Kim Ha Na, Byun Jung Mi, Park Jin Ok, Yoon Hye Kyoung, Kim Da Hyun, Jeong Dae Hoon, Kim Young Nam, Lee Kyung Bok, Sung Moon Su
Department of Obstetrics and Gynecology, Busan Paik Hospital, Inje University College of Medicine, Busan, Korea.
Department of Pathology, Busan Paik Hospital, Inje University College of Medicine, Busan, Korea.
Obstet Gynecol Sci. 2020 Jan;63(1):98-101. doi: 10.5468/ogs.2020.63.1.98. Epub 2019 Dec 12.

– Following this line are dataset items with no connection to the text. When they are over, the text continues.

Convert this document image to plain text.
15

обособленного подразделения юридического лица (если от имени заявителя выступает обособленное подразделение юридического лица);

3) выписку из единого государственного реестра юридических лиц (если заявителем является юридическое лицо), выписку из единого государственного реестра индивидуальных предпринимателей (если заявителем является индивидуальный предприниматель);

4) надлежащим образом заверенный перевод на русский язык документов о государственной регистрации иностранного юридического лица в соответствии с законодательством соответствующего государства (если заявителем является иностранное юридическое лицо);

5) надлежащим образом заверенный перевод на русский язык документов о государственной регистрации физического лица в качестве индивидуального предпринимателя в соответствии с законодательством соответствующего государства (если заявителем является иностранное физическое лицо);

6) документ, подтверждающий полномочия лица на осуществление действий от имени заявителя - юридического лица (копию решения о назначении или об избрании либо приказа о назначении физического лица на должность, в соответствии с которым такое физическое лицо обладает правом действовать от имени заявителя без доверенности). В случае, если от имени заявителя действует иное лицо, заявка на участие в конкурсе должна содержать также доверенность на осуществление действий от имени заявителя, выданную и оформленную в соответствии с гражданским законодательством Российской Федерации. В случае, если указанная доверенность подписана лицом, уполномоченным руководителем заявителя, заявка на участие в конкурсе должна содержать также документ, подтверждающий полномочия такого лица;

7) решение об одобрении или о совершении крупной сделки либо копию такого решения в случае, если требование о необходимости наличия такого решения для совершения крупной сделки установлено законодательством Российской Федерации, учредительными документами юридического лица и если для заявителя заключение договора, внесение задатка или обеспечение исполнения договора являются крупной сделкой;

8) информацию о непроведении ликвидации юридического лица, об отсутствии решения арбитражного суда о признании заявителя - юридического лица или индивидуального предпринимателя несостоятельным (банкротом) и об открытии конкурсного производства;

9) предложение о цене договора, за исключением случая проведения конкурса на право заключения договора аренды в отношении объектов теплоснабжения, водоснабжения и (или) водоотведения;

Müllerian anomalies are rare deformities in women, and only a few cases concerning gynecologic malignancies arising in patients with congenital uterine malformations have been reported. Herein, we present the case of a 34-year-old woman with dysgerminoma with a Müllerian anomaly (uterus didelphys). She had secondary amenorrhea, and an ovarian mass and uterus didelphys were discovered during examination. After right salpingo-oophorectomy, the tumor was confirmed as dysgerminoma, and a chromosome study revealed a normal female karyotype (46, XX). The patient completely responded to 6 cycles of chemotherapy. To our knowledge, this is the first reported case of dysgerminoma with uterus didelphys. Although gynecologic malignancies in patients with Müllerian anomalies are very rare, clinicians should be aware of the coexistence of gynecologic malignancies and uterine malformations.
苗勒管异常在女性中较为罕见,仅有少数关于先天性子宫畸形患者发生妇科恶性肿瘤的病例报道。在此,我们报告一例34岁患有无性细胞瘤合并苗勒管异常(双子宫)的女性病例。她出现继发性闭经,检查时发现卵巢肿块和双子宫。右侧输卵管卵巢切除术后,肿瘤被确诊为无性细胞瘤,染色体研究显示为正常女性核型(46, XX)。该患者对6个周期的化疗完全缓解。据我们所知,这是首例双子宫合并无性细胞瘤的报道病例。尽管苗勒管异常患者发生妇科恶性肿瘤非常罕见,但临床医生应意识到妇科恶性肿瘤与子宫畸形可能并存。